The theme of entrepreneurship is multi-faceted and nuanced, especially in India, where almost 80% of people are self-employed or work in the informal sector. As with most realities of our country, this is paradoxical when we juxtapose the 58 Unicorns — all created 2011 onwards, with almost 64 million micro, small and medium enterprises (MSMEs), most of which are struggling to survive, in the context of severe disruptions caused by the COVID-19 pandemic. Whilst it is hard to estimate the employment generated by these Unicorns, a key dimension of economic and social progress, we can assume that 64 million MSME families are either partially or solely dependent on their micro or small enterprises for livelihood — that covers a population of approximately 320 million. Conceptually, the 64 million MSMEs fit the definition of “entrepreneurs” (taking financial risk, setting up business, providing employment, etc.), but do not have the resources to scale, or even become profitable enough to have a corpus of savings that they can rely on, in difficult times.
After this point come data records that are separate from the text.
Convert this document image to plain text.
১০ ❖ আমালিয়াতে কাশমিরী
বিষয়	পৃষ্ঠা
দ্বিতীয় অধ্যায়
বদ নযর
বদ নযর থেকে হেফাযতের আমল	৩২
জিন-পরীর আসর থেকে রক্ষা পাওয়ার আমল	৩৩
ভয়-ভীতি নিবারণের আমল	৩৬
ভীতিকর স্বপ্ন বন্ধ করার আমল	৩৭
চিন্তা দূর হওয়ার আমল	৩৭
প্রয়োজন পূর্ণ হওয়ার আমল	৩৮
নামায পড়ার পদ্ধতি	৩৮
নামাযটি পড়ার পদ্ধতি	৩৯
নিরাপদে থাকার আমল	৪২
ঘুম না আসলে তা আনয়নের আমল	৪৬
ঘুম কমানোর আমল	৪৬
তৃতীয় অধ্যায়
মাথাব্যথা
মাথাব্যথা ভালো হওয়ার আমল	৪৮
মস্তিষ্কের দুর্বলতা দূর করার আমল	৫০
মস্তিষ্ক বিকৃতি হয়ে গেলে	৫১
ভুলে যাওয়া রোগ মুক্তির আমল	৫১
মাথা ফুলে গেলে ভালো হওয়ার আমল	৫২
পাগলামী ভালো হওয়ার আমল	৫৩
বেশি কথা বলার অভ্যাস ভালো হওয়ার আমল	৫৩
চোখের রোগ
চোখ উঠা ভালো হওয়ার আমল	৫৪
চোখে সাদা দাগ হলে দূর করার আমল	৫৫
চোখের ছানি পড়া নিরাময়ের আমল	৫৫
In the 74 years since Independence, India has become the sixth largest economy as measured by GDP; it has 5,000 stocks listed on the BSE and a stock market valued at approximately $3 trillion in July 2021, which grew at 14.7% over the last five years, compared with 13.3% global growth in market capitalisation. Of the top 10 companies in India – (five banks and two IT companies), five were founded in the mid-1980s onwards. No surprise then that the contribution of the services sector to India’s Real GDP has increased from 26% and 37% in 1951 and 1991, respectively, to 54% in 2021. Additionally, most of the 58 Unicorns, of which 40 happened during 2019-21, comprise sectors such as e-commerce, payment systems, fintech, education, social messaging etc. Private equity-venture capital (PE-VC) investments in 2020 were approximately $39 billion across 814 deals and in the first half of 2021 have already crossed $27 billion. This combination of abundant liquidity and speculative fervour has also twisted valuations rather notably.
India’s entrepreneurial footprint in manufacturing, on the other hand, has been lacklustre, constraining integration into global supply chains. Despite the recent pronouncements of ‘Ease of Doing Business’ and ‘Make in India’, etc., the contribution of manufacturing to GDP continues to be rather timorous — from 15% in 1991 to 17% in 2021. In fact, the shift occurred during 1951-81 when the contribution of manufacturing increased from 8.6% to 14% of GDP. It is important to note that no major country has achieved economic progress, without a vibrant manufacturing sector with its capacity and capability to scale, to increase productivity, and to offer large-scale employment. MSME is the second largest employer after agriculture and despite contributing 45% of manufacturing output, has largely remained outside the purview of policy-makers, even after the re-launch of the Micro Units Development and Refinance Agency Ltd. (MUDRA) scheme in April 2015.
It is important to recognise that the role of entrepreneurship — apart from creating and scaling profitable businesses — is also to foster social change and enhance the quality of how people live on a daily basis. This can only be done by effectively addressing the big challenges that transform societies, transform countries and transform our planet. In many ways, the dairy co-operative movement under the visionary leadership of Dr. Verghese Kurien, industrialised dairy (currently 150 million small dairy farmers and small-scale vendors), created one of India’s most iconic brands (Amul), and made India the largest milk producer in the world – though at low levels of productivity, which is an upside opportunity going forward. The model demonstrated that decentralised procurement, which involved tens of millions of small households, could be combined with state-of-the-art production facilities to make milk and dairy products more available, accessible and affordable. At yet another level, Jamsetji Tata confirmed that a business of steel and a heart of compassion could create empathetic leadership, putting social and societal concerns at the centre of governance. As he said, “In a free enterprise, the community is not just another stakeholder in business, but, is in fact, the very purpose of its existence”.
The empirical evidence we now have of the devastating consequences of climate change, makes the most compelling case for societal and environmental considerations to be integral to entrepreneurship and the business model it creates. Unless policy makers, entrepreneurs and companies take that seriously, there is little hope that critical issues such as climate change, access to good quality and affordable health care and education, and improved standards of living for all, will get addressed in a fair and equitable manner.
The way forward for entrepreneurship, given the diversity of India, is to work towards an inclusionary ecosystem that prioritises the generation of real value and real jobs, and includes the millions of MSMEs struggling for access to resources and to markets, for they constitute, not just manufacturing units but also artisans, weavers and craftspeople who uphold the critical heritage of India. Our economy cannot be polarised into a productive and globally competitive formal sector, employing 10%-15% of people and a low-productivity “other” sector, including agriculture and micro and small-scale enterprises, employing the remaining 85%. This is a historic opportunity to accelerate development and comprehensively reduce inequality, with relevant and growth-oriented reforms that energise innovative and entrepreneurial endeavour.